Para o economista da Guide Investimentos Victor Beyruti, o teor do comunicado emitido pelo Copom teve um elemento de surpresa:

"Nossa visão era de que o BC poderia deixar a porta aberta para encerrar o ciclo de alta, a depender da evolução do cenário. Ele acabou não fazendo isso, já contratou um aumento, de menor ou igual magnitude", disse Beyruti, que projeta um aperto monetário na próxima reunião do Copom exatamente como o praticado nesta quarta-feira (15). 

Ele acredita que a partir da próxima sessão o mercado de juros futuros já irá se ajustar de acordo com essa projeção para a taxa básica. E o mercado de câmbio também deve repercutir essa inesperada extensão da trajetória de elevação da Selic, atraindo capital especulativo para o país e contribuindo para a redução da cotação da moeda americana em reais.

Remédio tóxico

Na visão dos representantes do setor produtivo a inflação brasileira atual é resultado de fatores externos, em especial o choque de oferta de matérias-primas e insumos. Por isso, não caberia ao BC usar o remédio do aumento de juros para tentar controlar o avanço dos preços. 

O Centro das Indústrias do Estado de São Paulo (Ciesp) afirmou em nota que o Copom “está prescrevendo um remédio tóxico para a economia e ineficaz contra inflação provocada por baixa oferta”.

O presidente da entidade empresarial, Rafael Cervone, chama a Taxa Selic atual de exagerada e diz em nota que ela “representa uma estratégia monetária irresponsável perante a população brasileira, cuja prioridade é a criação de empregos, o aumento dos investimentos e a retomada do crescimento econômico”. 

A Federação das Indústrias do Estado do Rio de Janeiro (Firjan) também criticou, em nota, a decisão tomada pelo presidente do BC, Roberto Campos Neto, e seus colegas de diretoria, que decidiram por unanimidade pelo novo aumento da Selic.
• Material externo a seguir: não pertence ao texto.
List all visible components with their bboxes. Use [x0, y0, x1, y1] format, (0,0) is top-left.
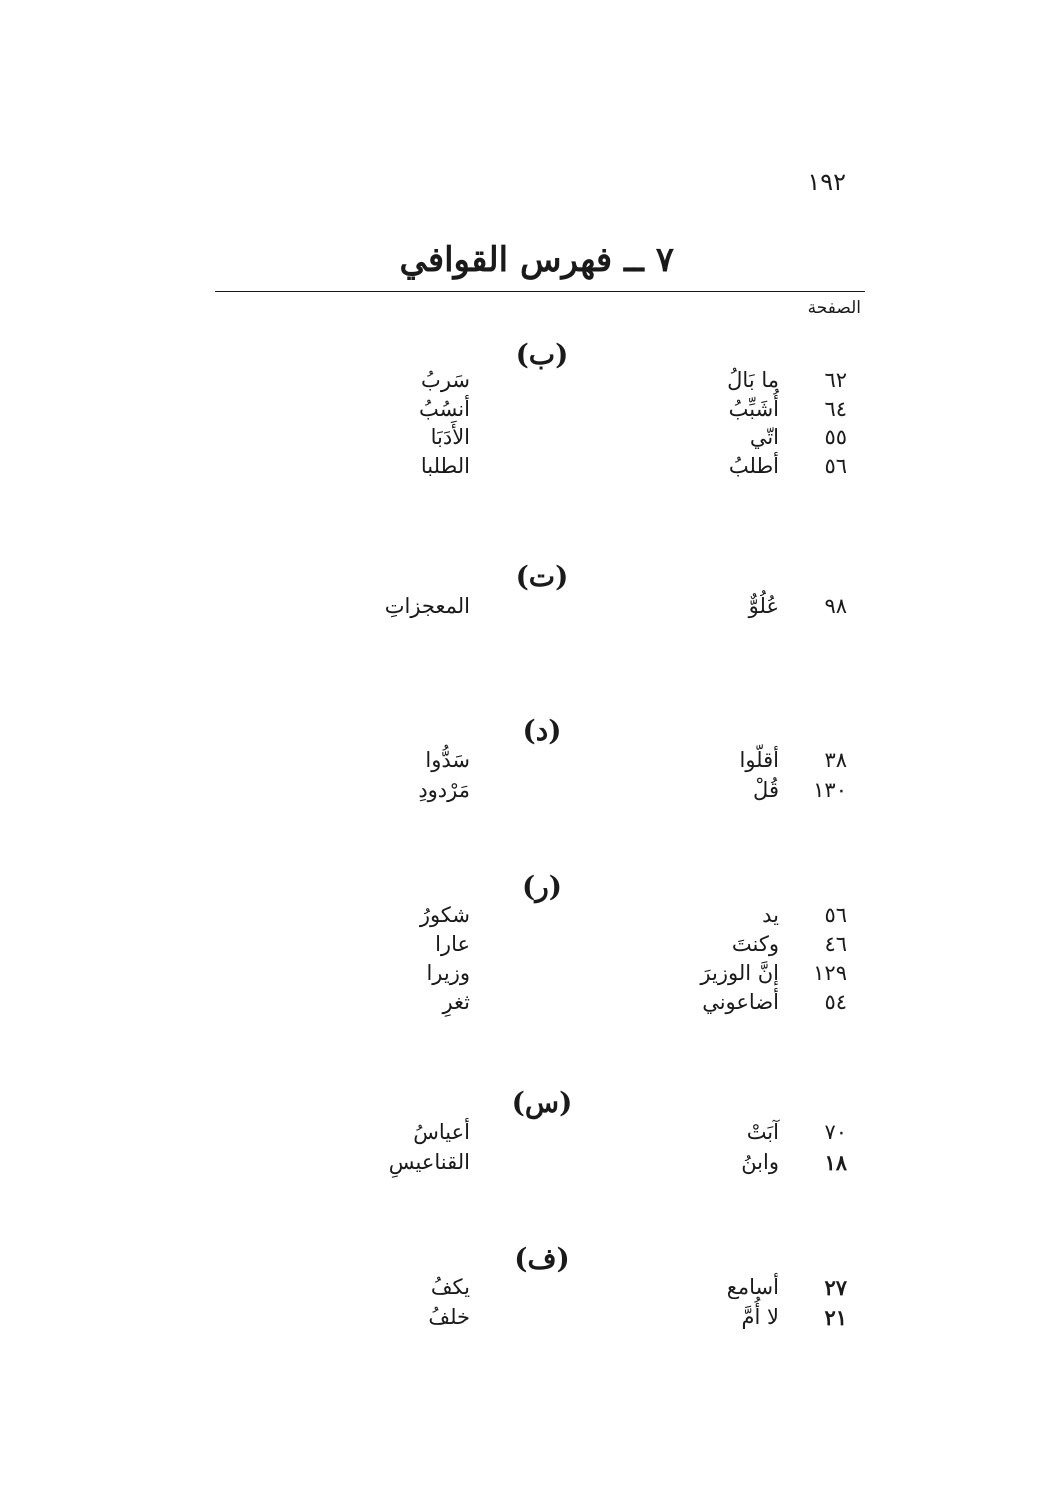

“É urgente que se busque por outras medidas que possam levar à queda persistente da inflação e à retomada sustentável do crescimento. É preciso manter a responsabilidade fiscal e preservar o atendimento básico das necessidades da população. A federação reafirma que, diante de um cenário de elevada incerteza, é imprescindível uma política monetária mais moderada e que atenda aos desafios de crescimento econômico do país”, escreveram os representantes da indústria fluminense.